This "mailman" delivered Saturday when he ran about 45 miles from Palm Beach County to Miami-Dade on his bare feet.
Marc Drautz is not a U.S. Postal Service employee. But the avid runner and Boca Raton Elementary School teacher became fascinated with the lore of the "Barefoot Mailman"-- actually eight of them over the years -- who walked along the seashore from Palm Beach to Miami to deliver correspondence in the late 1800s.
A self-proclaimed ultra-marathoner, Drautz opted to run instead of walk and chose cycling shorts and a T-shirt with a "Barefoot Mailman" graphic emblazoned on it instead of a postal carrier's uniform and mailbag.
On Saturday, Drautz, also a former Lake Worth mayor, began his trek at the Boynton Inlet and ran south along the coast to Baker's Haulover Inlet where he finished his journey eight and a half hours later.
"We're going to try to recreate it exactly as it was," he said before he began, "To see exactly what it felt like."
For the original barefoot mailmen, each leg of the trip took three days.
Still, it was a speedier service than the three to six months it took for a letter to make its way from Palm Beach to Miami prior to the official route being established, said local historian Hib Casselberry, of the Hillsboro Lighthouse Preservation Society.
"There was no I-95, no turnpike, not even a trail. ... [The mail] used to go north to Titusville, where the southern end of the railroad was. It would go all the way up to New York and take a steamer or schooner down to Havana, Cuba," he said, adding that mail would then be routed to Miami via Key West.
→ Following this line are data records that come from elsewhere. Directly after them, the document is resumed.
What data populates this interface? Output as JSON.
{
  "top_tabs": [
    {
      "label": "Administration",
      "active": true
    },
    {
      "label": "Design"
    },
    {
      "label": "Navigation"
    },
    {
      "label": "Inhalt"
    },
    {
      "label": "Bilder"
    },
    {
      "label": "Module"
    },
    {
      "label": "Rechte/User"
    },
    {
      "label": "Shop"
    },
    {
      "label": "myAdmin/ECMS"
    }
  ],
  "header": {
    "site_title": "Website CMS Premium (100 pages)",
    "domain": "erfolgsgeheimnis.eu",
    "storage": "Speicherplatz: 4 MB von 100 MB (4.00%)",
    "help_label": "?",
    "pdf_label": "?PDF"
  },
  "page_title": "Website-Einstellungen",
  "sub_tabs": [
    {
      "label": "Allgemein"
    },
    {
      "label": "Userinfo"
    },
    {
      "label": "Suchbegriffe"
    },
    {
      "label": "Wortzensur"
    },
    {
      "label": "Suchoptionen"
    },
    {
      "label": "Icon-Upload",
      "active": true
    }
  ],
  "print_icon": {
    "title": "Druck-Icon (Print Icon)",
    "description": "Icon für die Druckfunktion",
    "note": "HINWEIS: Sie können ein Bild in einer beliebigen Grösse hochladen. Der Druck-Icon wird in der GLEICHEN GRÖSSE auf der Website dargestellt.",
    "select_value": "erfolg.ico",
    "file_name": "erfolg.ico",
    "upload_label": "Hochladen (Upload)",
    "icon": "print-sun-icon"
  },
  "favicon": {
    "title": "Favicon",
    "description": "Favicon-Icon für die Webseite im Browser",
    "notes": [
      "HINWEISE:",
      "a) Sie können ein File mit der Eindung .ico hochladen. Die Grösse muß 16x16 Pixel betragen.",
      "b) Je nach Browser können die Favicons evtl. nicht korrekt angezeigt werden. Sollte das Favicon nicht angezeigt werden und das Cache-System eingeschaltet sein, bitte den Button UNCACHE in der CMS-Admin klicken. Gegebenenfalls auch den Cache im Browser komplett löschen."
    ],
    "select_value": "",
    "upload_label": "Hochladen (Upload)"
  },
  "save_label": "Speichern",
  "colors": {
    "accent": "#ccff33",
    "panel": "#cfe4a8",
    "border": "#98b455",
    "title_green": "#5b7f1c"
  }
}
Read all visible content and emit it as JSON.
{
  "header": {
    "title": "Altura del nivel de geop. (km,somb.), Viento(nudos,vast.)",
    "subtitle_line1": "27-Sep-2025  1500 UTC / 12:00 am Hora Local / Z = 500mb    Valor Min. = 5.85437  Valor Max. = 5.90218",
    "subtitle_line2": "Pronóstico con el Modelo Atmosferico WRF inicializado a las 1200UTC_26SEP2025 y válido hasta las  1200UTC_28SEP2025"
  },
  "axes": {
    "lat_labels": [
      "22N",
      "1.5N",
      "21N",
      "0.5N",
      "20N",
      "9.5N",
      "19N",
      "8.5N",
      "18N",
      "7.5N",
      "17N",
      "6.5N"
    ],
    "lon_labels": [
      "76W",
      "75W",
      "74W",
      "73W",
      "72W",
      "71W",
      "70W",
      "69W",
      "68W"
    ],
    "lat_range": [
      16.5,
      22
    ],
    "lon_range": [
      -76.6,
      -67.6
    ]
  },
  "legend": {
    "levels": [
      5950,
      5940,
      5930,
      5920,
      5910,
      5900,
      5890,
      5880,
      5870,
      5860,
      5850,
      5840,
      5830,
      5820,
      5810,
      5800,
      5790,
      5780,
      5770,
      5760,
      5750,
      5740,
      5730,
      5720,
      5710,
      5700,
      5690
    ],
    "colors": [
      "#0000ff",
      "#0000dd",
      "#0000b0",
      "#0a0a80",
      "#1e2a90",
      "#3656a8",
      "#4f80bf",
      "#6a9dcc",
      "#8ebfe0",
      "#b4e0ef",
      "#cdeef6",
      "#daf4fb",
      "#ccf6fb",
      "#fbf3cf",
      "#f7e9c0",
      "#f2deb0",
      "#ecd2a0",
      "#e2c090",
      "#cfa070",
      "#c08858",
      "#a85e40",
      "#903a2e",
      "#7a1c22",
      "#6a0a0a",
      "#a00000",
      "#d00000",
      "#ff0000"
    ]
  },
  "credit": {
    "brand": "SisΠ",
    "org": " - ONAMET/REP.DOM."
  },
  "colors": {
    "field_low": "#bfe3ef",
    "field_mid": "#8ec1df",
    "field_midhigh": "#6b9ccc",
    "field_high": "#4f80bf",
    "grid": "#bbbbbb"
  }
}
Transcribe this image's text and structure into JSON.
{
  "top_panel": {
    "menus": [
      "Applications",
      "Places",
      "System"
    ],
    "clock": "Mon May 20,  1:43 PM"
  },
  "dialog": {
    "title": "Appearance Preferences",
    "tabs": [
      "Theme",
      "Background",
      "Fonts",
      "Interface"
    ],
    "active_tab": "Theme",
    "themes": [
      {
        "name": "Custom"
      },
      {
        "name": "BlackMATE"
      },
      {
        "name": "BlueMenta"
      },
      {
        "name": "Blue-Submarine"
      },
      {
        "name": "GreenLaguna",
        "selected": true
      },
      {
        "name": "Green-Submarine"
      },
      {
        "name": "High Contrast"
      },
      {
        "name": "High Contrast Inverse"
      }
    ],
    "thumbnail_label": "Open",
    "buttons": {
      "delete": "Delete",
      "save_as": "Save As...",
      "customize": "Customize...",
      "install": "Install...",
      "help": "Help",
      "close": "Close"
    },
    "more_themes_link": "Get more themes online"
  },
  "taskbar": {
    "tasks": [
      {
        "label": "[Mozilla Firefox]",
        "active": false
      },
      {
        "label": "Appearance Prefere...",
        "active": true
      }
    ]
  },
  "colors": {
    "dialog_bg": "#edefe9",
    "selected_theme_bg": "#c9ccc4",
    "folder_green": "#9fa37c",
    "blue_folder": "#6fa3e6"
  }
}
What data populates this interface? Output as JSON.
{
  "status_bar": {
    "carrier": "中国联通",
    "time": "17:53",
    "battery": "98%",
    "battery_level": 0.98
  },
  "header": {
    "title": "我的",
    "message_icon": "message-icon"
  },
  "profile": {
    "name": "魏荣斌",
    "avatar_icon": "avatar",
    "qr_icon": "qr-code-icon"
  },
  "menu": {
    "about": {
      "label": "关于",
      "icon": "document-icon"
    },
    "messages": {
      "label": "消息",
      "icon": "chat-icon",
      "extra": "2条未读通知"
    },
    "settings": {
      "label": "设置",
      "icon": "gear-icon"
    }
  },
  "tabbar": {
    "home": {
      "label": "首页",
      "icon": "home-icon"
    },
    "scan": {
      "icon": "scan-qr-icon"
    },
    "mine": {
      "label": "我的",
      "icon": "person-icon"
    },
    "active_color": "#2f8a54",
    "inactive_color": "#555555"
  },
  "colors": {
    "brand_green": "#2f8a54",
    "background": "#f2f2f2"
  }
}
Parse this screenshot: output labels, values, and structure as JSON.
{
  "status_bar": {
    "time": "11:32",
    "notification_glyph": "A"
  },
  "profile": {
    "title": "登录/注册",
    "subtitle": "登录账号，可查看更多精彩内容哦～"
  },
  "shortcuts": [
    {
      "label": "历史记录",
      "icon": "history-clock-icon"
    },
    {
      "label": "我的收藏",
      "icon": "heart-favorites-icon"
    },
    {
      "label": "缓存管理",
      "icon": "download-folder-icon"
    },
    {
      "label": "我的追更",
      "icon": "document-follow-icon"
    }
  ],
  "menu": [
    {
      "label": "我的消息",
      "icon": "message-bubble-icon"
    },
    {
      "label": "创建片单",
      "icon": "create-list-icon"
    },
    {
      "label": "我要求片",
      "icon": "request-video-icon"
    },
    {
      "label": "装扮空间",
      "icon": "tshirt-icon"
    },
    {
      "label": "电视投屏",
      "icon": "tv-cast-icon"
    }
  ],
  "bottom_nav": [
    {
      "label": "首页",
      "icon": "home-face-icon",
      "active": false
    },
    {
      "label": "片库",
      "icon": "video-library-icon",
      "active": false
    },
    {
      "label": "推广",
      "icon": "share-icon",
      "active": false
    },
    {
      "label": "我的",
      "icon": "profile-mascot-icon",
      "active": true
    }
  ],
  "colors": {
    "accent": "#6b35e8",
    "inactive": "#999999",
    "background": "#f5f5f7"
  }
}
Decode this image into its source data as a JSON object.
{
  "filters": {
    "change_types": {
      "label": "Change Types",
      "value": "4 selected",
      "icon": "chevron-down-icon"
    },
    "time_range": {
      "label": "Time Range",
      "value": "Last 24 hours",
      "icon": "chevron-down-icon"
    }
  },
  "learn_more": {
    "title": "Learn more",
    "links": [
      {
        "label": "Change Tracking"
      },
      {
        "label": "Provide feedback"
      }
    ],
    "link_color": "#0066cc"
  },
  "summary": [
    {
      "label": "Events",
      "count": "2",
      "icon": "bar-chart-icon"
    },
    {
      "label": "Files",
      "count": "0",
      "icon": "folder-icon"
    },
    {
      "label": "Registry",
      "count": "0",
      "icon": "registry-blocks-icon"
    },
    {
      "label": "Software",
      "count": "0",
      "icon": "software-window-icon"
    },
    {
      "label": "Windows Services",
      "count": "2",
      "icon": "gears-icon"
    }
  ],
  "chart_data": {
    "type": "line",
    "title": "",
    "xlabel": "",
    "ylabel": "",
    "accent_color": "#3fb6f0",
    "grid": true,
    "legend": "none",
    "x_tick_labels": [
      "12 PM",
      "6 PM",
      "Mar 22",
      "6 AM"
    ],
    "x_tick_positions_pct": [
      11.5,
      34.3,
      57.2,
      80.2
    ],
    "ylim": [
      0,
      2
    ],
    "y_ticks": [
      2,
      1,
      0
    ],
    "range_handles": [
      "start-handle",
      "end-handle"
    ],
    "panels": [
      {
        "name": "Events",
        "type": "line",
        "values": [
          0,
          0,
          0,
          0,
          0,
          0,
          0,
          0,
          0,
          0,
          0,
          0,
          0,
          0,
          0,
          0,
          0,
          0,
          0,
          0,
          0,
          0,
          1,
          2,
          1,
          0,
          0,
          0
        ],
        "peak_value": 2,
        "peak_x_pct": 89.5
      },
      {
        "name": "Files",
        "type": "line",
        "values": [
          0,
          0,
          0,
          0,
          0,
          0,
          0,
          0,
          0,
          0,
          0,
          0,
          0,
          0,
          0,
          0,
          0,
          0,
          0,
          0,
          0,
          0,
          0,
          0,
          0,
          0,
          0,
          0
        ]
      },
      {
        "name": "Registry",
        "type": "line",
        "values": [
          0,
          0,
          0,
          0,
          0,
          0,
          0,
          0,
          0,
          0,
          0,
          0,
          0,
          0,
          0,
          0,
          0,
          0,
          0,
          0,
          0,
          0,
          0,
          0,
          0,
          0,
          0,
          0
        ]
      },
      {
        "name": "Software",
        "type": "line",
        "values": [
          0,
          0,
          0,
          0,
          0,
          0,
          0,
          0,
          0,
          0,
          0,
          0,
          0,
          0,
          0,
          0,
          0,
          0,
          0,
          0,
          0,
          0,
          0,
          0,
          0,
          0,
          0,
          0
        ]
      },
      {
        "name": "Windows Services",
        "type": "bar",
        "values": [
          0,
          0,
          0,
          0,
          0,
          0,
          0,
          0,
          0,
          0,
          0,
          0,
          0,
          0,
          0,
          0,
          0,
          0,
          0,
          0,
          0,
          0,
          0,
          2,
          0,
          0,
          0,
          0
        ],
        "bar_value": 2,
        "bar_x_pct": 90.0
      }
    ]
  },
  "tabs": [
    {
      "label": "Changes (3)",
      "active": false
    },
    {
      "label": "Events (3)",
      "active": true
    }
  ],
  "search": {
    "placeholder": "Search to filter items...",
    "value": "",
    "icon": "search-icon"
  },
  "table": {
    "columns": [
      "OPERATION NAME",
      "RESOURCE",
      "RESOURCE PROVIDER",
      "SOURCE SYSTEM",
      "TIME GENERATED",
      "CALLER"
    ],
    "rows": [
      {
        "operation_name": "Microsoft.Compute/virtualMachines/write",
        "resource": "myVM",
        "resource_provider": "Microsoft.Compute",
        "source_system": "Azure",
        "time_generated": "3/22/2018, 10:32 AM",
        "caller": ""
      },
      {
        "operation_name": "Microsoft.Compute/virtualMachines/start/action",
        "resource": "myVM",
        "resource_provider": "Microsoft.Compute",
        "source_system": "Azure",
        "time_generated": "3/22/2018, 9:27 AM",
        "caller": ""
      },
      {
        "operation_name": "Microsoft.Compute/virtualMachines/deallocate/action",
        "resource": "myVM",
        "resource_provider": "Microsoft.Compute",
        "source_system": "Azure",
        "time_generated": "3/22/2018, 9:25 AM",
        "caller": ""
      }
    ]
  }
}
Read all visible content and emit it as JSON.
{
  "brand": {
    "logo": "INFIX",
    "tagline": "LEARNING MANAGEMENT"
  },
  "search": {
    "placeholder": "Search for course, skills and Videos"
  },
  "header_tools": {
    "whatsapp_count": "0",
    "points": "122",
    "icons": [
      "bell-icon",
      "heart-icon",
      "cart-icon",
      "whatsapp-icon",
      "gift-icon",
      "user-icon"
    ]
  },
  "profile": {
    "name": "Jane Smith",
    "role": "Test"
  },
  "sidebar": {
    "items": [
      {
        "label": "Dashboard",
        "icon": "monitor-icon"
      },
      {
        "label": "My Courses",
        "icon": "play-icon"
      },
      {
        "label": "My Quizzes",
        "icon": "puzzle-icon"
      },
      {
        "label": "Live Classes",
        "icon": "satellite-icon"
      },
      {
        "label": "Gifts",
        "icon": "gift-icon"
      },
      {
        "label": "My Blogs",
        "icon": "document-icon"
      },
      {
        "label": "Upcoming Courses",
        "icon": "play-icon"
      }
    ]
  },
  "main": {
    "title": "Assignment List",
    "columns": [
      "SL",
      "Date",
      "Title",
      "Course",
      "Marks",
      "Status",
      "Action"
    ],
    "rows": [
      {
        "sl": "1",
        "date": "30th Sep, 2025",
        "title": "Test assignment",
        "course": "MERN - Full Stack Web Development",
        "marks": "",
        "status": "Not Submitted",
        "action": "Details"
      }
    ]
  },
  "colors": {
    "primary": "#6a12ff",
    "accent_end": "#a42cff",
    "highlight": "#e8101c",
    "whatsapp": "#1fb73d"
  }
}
There was such a demand for better means of communication that the post office set up what became known as the Barefoot Mailman route, Casselberry said.
Although the modern-day "mailman" ran on a shoreline dotted by high-rise condo buildings, piers and developed waterfronts that are often overrun by tourists and locals, the overcast and cool day kept most beachgoers away.
During brief moments, Drautz found himself on stretches of beach that were perhaps as desolate as they may have been 128 years ago when barefoot carriers took to the shores.
At inlets where the Barefoot Mailman used rowboats, Drautz crossed using a paddleboard or an ocean kayak. He hugged the water's edge and slipped on running sleeves to keep warm; he replenished his energy with Almond Joy candy bars and Gatorade.
By mid-morning, when he crossed the Boca Inlet on a stand-up paddleboard, Drautz was greeted by his wife, three of his four children, father-in-law and friends who helped him record his journey for a YouTube video he planned to show his students as part of a history lesson.
After crossing that inlet, Drautz came ashore at the South County Regional Park in Boca Raton, not far from the lifeguard stand where he works on weekends.
As he traversed the sea-and-shore route, his experience as a lifeguard offered reassurance to his wife, Ingrid Drautz, because he "knows the current," she said.
Farther south, as he approached the Hillsboro Inlet, the iconic lighthouse served as a motivating beacon, Drautz said. There, he paused at the statue of "Barefoot Mailman" Ed Hamilton to pay homage to the postal carrier who died while on the route. Hamilton is believed to have perished at the mouth of that historically dangerous inlet.
There are other speculations surrounding Hamilton's mysterious 1887 death-- including a theory that he disappeared into the jaws of a gator, Casselberry said.
But Drautz kayaked across a fairly calm Hillsboro Inlet Saturday and was met by a nearly flat ocean. "But he has no mail?" an amused spectator on the south end of the inlet asked as Drautz approached.
Still, the "mailman's" route wasn't free of challenges.
Drautz said he spotted a nurse shark near Delray Beach and stepped on a piece of rebar that might have been part of an old pier in Boynton Beach. The high tide in Deerfield Beach also gave way to soft sand that was tough to run on -- he swam a section there, he said.
The "Barefoot Mailman" reenactment is often a popular one for Boy Scout and Girl Scout troops who, like Drautz, aim to honor the historic men who walked the first U.S. postal route between Palm Beach and Miami. Lake Worth City Manager Michael Bornstein is also known to have walked part of the "Barefoot Mailman's" route over the years.